Had he settled anywhere in the neighbourhood of our hermitage here, he need not have accused himself of this fickle longing, which he denounces by the somewhat ludicrous epithet of “ventose.” He might have combined the advantages of town and country, alternating the solitude of the desert with the society of his fellow-men, blowing the smoke out of his lungs while inhaling the fresh breezes off the Serpentine, stretching his own limbs and his horses’ by walks and rides round Battersea, Victoria, and Hyde Parks.
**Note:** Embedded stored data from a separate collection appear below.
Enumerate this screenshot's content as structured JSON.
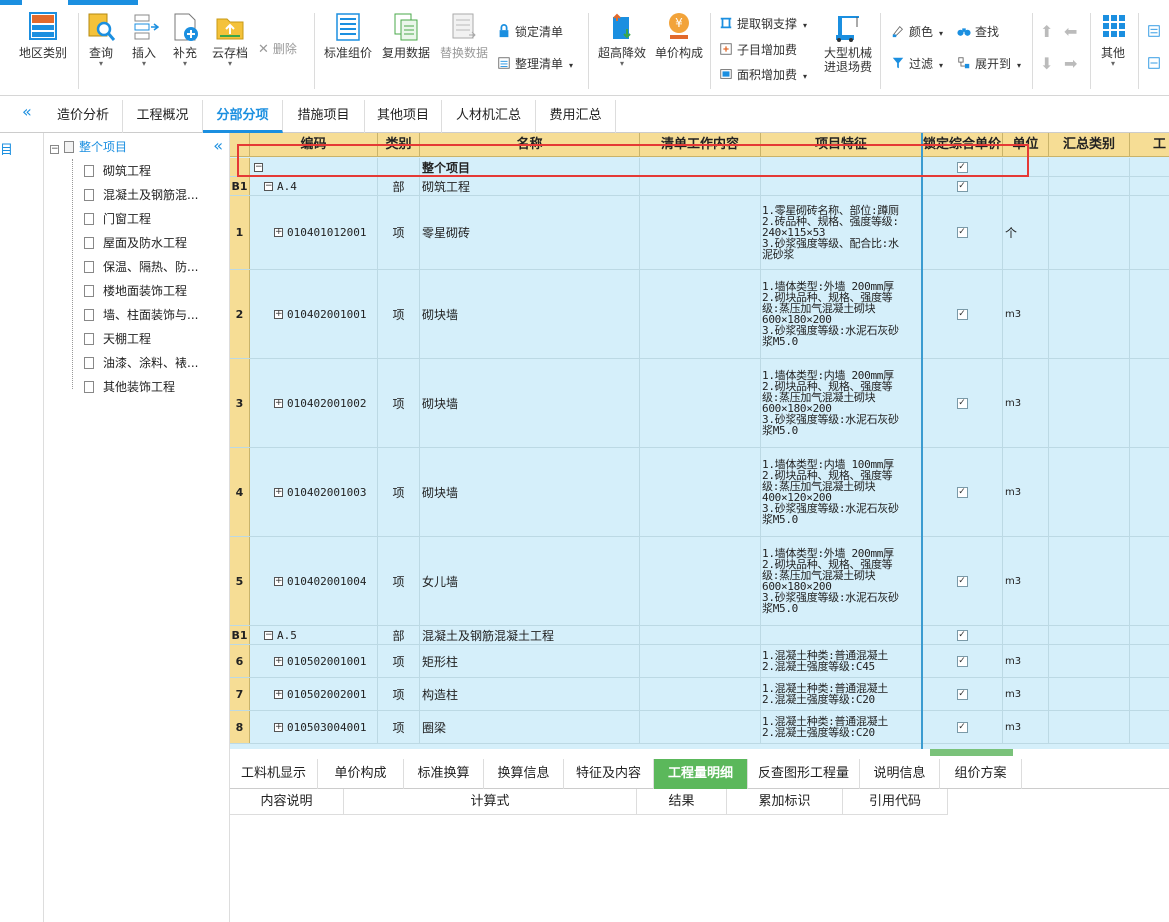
{
  "ribbon": {
    "region_type": "地区类别",
    "query": "查询",
    "insert": "插入",
    "supplement": "补充",
    "cloud_archive": "云存档",
    "delete": "删除",
    "standard_pricing": "标准组价",
    "reuse_data": "复用数据",
    "replace_data": "替换数据",
    "lock_list": "锁定清单",
    "arrange_list": "整理清单",
    "raise_lower_efficiency": "超高降效",
    "unit_price_composition": "单价构成",
    "extract_steel_support": "提取钢支撑",
    "subitem_add_fee": "子目增加费",
    "area_add_fee": "面积增加费",
    "large_machine_line1": "大型机械",
    "large_machine_line2": "进退场费",
    "color": "颜色",
    "find": "查找",
    "filter": "过滤",
    "expand_to": "展开到",
    "other": "其他"
  },
  "tabs": [
    "造价分析",
    "工程概况",
    "分部分项",
    "措施项目",
    "其他项目",
    "人材机汇总",
    "费用汇总"
  ],
  "active_tab": "分部分项",
  "left_edge_label": "目",
  "tree": {
    "root": "整个项目",
    "items": [
      "砌筑工程",
      "混凝土及钢筋混...",
      "门窗工程",
      "屋面及防水工程",
      "保温、隔热、防...",
      "楼地面装饰工程",
      "墙、柱面装饰与...",
      "天棚工程",
      "油漆、涂料、裱...",
      "其他装饰工程"
    ]
  },
  "grid": {
    "columns": [
      "",
      "编码",
      "类别",
      "名称",
      "清单工作内容",
      "项目特征",
      "锁定综合单价",
      "单位",
      "汇总类别",
      "工"
    ],
    "rows": [
      {
        "num": "",
        "code": "",
        "type": "",
        "name": "整个项目",
        "feature": "",
        "unit": "",
        "kind": "root"
      },
      {
        "num": "B1",
        "code": "A.4",
        "type": "部",
        "name": "砌筑工程",
        "feature": "",
        "unit": "",
        "kind": "part"
      },
      {
        "num": "1",
        "code": "010401012001",
        "type": "项",
        "name": "零星砌砖",
        "feature": "1.零星砌砖名称、部位:蹲厕\n2.砖品种、规格、强度等级:\n240×115×53\n3.砂浆强度等级、配合比:水\n泥砂浆",
        "unit": "个",
        "kind": "item"
      },
      {
        "num": "2",
        "code": "010402001001",
        "type": "项",
        "name": "砌块墙",
        "feature": "1.墙体类型:外墙 200mm厚\n2.砌块品种、规格、强度等\n级:蒸压加气混凝土砌块\n600×180×200\n3.砂浆强度等级:水泥石灰砂\n浆M5.0",
        "unit": "m3",
        "kind": "item"
      },
      {
        "num": "3",
        "code": "010402001002",
        "type": "项",
        "name": "砌块墙",
        "feature": "1.墙体类型:内墙 200mm厚\n2.砌块品种、规格、强度等\n级:蒸压加气混凝土砌块\n600×180×200\n3.砂浆强度等级:水泥石灰砂\n浆M5.0",
        "unit": "m3",
        "kind": "item"
      },
      {
        "num": "4",
        "code": "010402001003",
        "type": "项",
        "name": "砌块墙",
        "feature": "1.墙体类型:内墙 100mm厚\n2.砌块品种、规格、强度等\n级:蒸压加气混凝土砌块\n400×120×200\n3.砂浆强度等级:水泥石灰砂\n浆M5.0",
        "unit": "m3",
        "kind": "item"
      },
      {
        "num": "5",
        "code": "010402001004",
        "type": "项",
        "name": "女儿墙",
        "feature": "1.墙体类型:外墙 200mm厚\n2.砌块品种、规格、强度等\n级:蒸压加气混凝土砌块\n600×180×200\n3.砂浆强度等级:水泥石灰砂\n浆M5.0",
        "unit": "m3",
        "kind": "item"
      },
      {
        "num": "B1",
        "code": "A.5",
        "type": "部",
        "name": "混凝土及钢筋混凝土工程",
        "feature": "",
        "unit": "",
        "kind": "part"
      },
      {
        "num": "6",
        "code": "010502001001",
        "type": "项",
        "name": "矩形柱",
        "feature": "1.混凝土种类:普通混凝土\n2.混凝土强度等级:C45",
        "unit": "m3",
        "kind": "item"
      },
      {
        "num": "7",
        "code": "010502002001",
        "type": "项",
        "name": "构造柱",
        "feature": "1.混凝土种类:普通混凝土\n2.混凝土强度等级:C20",
        "unit": "m3",
        "kind": "item"
      },
      {
        "num": "8",
        "code": "010503004001",
        "type": "项",
        "name": "圈梁",
        "feature": "1.混凝土种类:普通混凝土\n2.混凝土强度等级:C20",
        "unit": "m3",
        "kind": "item"
      }
    ]
  },
  "bottom_tabs": [
    "工料机显示",
    "单价构成",
    "标准换算",
    "换算信息",
    "特征及内容",
    "工程量明细",
    "反查图形工程量",
    "说明信息",
    "组价方案"
  ],
  "bottom_active": "工程量明细",
  "detail_columns": [
    "内容说明",
    "计算式",
    "结果",
    "累加标识",
    "引用代码"
  ],
  "colors": {
    "accent": "#1b8fe0",
    "header": "#f6dd95",
    "grid_bg": "#d5effa",
    "highlight": "#e53935",
    "active_bottom": "#5bb85b"
  }
}
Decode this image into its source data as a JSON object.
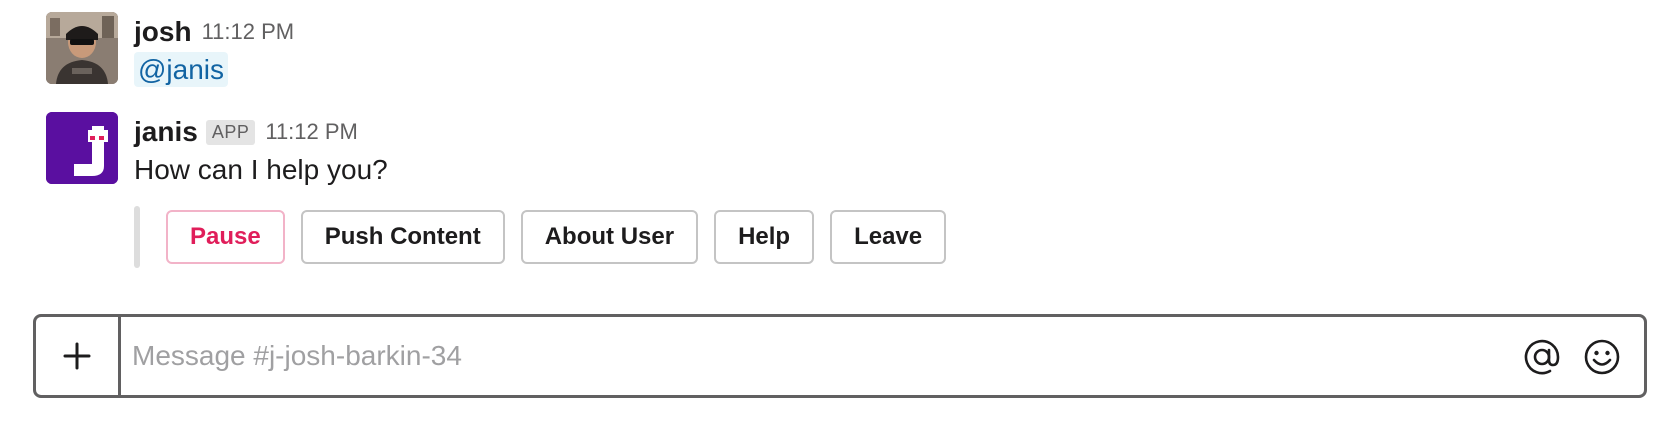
{
  "messages": [
    {
      "username": "josh",
      "timestamp": "11:12 PM",
      "mention": "@janis",
      "avatar_icon": "user-photo-avatar"
    },
    {
      "username": "janis",
      "badge": "APP",
      "timestamp": "11:12 PM",
      "text": "How can I help you?",
      "avatar_icon": "janis-app-logo",
      "avatar_color": "#5a0fa0",
      "actions": [
        {
          "label": "Pause",
          "style": "danger",
          "color": "#e01e5a"
        },
        {
          "label": "Push Content",
          "style": "default"
        },
        {
          "label": "About User",
          "style": "default"
        },
        {
          "label": "Help",
          "style": "default"
        },
        {
          "label": "Leave",
          "style": "default"
        }
      ]
    }
  ],
  "composer": {
    "placeholder": "Message #j-josh-barkin-34",
    "value": "",
    "attach_icon": "plus-icon",
    "mention_icon": "at-sign-icon",
    "emoji_icon": "emoji-icon"
  },
  "colors": {
    "mention_text": "#1264a3",
    "mention_bg": "#e8f5fa",
    "composer_border": "#616061"
  }
}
If you look for rus in urbe, where will you find it in such perfection as within a mile of the Wellington statue in almost any direction you please to take? If you choose to saunter on a hot June day towards the Ranger’s Lodge or the powder-magazine, I could show you a spot from which I defy you to see houses, spires, gas-towers, or chimneys, anything, indeed, but green grass and blue sky, and towering elms motionless, in black massive shade, or quivering in golden gleams of light. A spot where you might lie and dream of nymph and faun, wood-god and satyr, Daphne pursued by Phœbus, Actæon flying before Diana, of Pan and Syrinx and Echo, and all the rustic joys of peaceful Arcady—or of elves and brownies, fair princesses and cruel monsters, Launcelot, Modred, and Carodac, Sir Gawain the courteous with his “lothely ladye,” the compromising cup, the misfitting mantle, all the bright pageantry, quaint device, and deep, tender romance that groups itself round good King Arthur and the Knights of his Round Table—or of Thomas the Rhymer as he lay at length under the “linden tree,” and espied, riding towards him on a milk-white palfrey, a dame so beautiful, that he could not but believe she was the mother of his lord, till undeceived by her own confession, he won from her the fatal gift of an unearthly love. And here, perhaps, you branch off into some more recent vision, some dream of an elfin queen of your own, who also showed you the path to heaven, and gave you an insight into the ways of purgatory, ere she beckoned you down the road to Fairyland, that leads—ah! who knows where? From this sequestered nook you need not walk a bowshot to arrive at the seaboard of the Serpentine; and here, should there be a breath of air, if you have any taste for yachting, you may indulge it to your heart’s content. The glittering water is dotted with craft of every rig and, under a certain standard, of almost every size. Yawls, cutters, schooners, barques, brigs, with here and there a three-masted ship. On a wind and off a wind, close-hauled and free, rolling, pitching, going about, occasionally missing stays, and only to be extricated from the “doldrums” by a blundering, over-eager water-dog, the mimic fleet, on its mimic ocean, carries out its illusion so completely that you can almost fancy the air off the water feels damp to your forehead, and tastes salt upon your lips.